Topics that influence my writing are crime, history, folklore, mythology, etc. I'm not sure if I could say I'm a one genre man. When it comes to writing short stories, I tend to lean towards the dark and disturbing, so most of my stuff is either horror or mystery.
As I co-own an independent production company, I do a lot of script writing. I'm actually pretty decent at both the dark and disturbing and comedy. Though, comedy in short story form for me, doesn't usually happen. I try to avoid it, because it doesn't seem to come out quite right. It's the dialogue that I can be funny with, but you can't rely on dialogue in a short story.
I'm getting distracted and digressing.
I believe I already answered the question. I do a lot of personal research, even though I am not going to school now. I study a lot of crime, serial killers, vampire mythology, Greek mythology and history, etc. More than anything, though, most of my stories contain a lot of personal experiences.
I'll confess, I watched the old "Little Women" movie that starred Katherine Hepburn. But, I'm glad I did, not because I really liked it much, but because a very true point was made.

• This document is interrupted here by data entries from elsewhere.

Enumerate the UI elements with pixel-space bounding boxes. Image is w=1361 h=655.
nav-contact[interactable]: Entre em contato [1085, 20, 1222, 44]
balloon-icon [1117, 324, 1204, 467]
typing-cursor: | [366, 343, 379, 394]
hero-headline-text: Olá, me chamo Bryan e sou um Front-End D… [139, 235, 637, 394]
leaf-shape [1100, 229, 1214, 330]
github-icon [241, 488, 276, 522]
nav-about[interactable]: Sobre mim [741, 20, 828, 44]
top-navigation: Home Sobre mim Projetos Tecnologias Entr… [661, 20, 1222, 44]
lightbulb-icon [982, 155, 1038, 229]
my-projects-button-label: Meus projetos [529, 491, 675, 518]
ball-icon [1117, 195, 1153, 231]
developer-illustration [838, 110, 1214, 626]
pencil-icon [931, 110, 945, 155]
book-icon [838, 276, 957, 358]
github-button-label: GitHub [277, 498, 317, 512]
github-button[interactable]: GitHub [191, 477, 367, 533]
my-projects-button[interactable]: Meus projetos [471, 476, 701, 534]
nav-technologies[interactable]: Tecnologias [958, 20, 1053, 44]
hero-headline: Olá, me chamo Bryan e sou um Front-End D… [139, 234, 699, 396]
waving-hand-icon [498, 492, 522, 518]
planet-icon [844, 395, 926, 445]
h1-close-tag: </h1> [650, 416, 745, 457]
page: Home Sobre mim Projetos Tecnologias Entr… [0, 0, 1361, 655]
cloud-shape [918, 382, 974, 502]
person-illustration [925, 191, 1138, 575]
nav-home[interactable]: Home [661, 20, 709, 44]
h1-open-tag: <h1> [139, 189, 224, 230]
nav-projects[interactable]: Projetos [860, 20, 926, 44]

At one point in the movie, an older gentleman friend of Hepburn's character read some of her stories and gave her a little lecture about what she was doing wrong... she wasn't writing what she knew. The most important thing when I write is to make it relate to something real, no matter how surreal a story it may be. There must be themes that I can relate to, so that I can write them accurately and so that the reader can get something from the story. When I write something about crime, I pay less attention to all the little details of what hair landed where or what grease whiped from what forehead to what hand to which bedpost and pay more attention to "what is the point?" And I try to make sure it's something that I have experience in, so that I truly understand it first. Because if I can't understand what I am writing about, then how can I expect others to understand?
Good grief, I have written a novel. As you can see, I can be longwinded sometimes. Laters.